Bacterial two hybrid analysis

BACTH plasmids were co-transformed into BTH101 (cya-99). Transformants were grown overnight in LB supplemented with 50 μg/ml ampicillin, 25 μg/ml kanamycin, and 500 μM IPTG. Spots of 5μl of stationary-phase cultures were then spotted onto LB agar plates containing 50 μg/ml ampicillin, 25 μg/ml kanamycin, and 500 μM IPTG with 40 μg/mL X-gal. Plates were imaged after incubation at 30°C for 24–48 hours.

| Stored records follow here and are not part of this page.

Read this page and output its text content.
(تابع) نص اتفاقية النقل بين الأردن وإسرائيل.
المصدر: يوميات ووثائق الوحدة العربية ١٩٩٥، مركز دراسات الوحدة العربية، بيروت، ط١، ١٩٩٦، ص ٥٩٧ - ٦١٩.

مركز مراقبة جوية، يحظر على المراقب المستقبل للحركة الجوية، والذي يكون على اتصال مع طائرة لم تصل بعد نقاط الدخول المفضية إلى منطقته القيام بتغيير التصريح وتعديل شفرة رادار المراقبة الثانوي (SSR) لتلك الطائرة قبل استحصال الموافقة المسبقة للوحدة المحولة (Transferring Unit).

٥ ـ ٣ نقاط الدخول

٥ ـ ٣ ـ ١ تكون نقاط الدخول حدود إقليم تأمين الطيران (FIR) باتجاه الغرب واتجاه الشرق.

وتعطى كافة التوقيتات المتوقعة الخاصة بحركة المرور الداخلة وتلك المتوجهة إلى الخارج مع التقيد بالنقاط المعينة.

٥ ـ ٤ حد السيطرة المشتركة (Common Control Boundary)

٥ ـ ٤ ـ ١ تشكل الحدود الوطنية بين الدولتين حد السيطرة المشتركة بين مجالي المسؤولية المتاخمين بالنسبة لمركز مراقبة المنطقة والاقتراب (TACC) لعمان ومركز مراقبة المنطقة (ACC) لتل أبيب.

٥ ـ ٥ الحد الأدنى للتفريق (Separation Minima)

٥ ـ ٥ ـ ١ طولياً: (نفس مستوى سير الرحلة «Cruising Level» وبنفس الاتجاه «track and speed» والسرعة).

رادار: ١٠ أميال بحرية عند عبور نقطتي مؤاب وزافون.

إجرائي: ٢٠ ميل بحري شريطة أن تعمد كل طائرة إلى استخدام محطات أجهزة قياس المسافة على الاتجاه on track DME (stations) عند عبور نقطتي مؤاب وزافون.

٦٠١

Measurement of PG synthesis and turnover

The synthesis and turnover of nascent PG was monitored by using ΔlysA ΔampD strains essentially as described previously (Uehara and Park, 2008; Cho et al., 2014). Cells of the relevant strains were grown overnight in M9-glycerol medium supplemented with 0.2% casamino acids. The resulting cultures were then diluted to an OD₆₀₀ of 0.04 in the same medium and grown to an OD₆₀₀ between 0.3–0.4 at 30°C. Cell division was then blocked by the induction of sulA from a chromosomally integrated plasmid (pHC859) for 30 min before drug treatment. The cultures were then treated with the cefsulodin (100 μg/ml) for 5 min after adjusting the culture OD₆₀₀ to 0.3. Following drug treatment, [³H]-mDAP (1 μCi) was added to 1mL of each culture for 10 min (1/10 of the doubling time) to label the newly synthesized PG and its turnover products. After the labeling, cells were pelleted, resuspended in 0.7 ml water, and heated at 90°C for 30 min to extract water-soluble compounds. After the hot water extraction, insoluble material was pelleted by ultracentrifugation (200,000 × g for 20 min at 4°C). The resulting supernatant was then removed, lyophilized, and resuspended in 0.1% formic acid for HPLC analysis. To determine [³H]-mDAP incorporated into the PG matrix, the pellet fraction was washed with 0.7 mL buffer A (20 mM Tris-HCl, pH 7.4, 25 mM NaCl) and resuspended in 0.5 mL buffer A containing 0.25 mg lysozyme. The suspensions were incubated overnight at 37°C. Insoluble material was then pelleted by centrifugation (21,000 × g for 30 min at 4°C), and the resulting supernatant was mixed with 10 mL EcoLite (MP biomedicals) scintillation fluid and quantified in Microbeta Trilux 1450 liquid scintillation counter (Perkin-Elmer).

Conservation Analysis

A previously constructed phylogenic tree containing a diverse representation of bacteria was used to select the genomes for analysis (Ciccarelli et al., 2006). The genome set was assessed for the presence or absence of proteins containing signature Pfams (Finn et al., 2013) that serve as the minimal domain constituent for each major family of LTs.

ABBREVIATED SUMMARY.

The cell wall layer of bacteria is composed of long glycan chains crosslinked to one another by attached peptide moieties. It has been known for many years that glycan polymerization and crosslinking are catalyzed by the penicillin-binding proteins (PBPs). However, it has remained unclear how glycan chain length is controlled. Here, we identify MltG as a candidate terminase enzyme that cleaves nascent glycans produced by the PBPs to help determine chain length.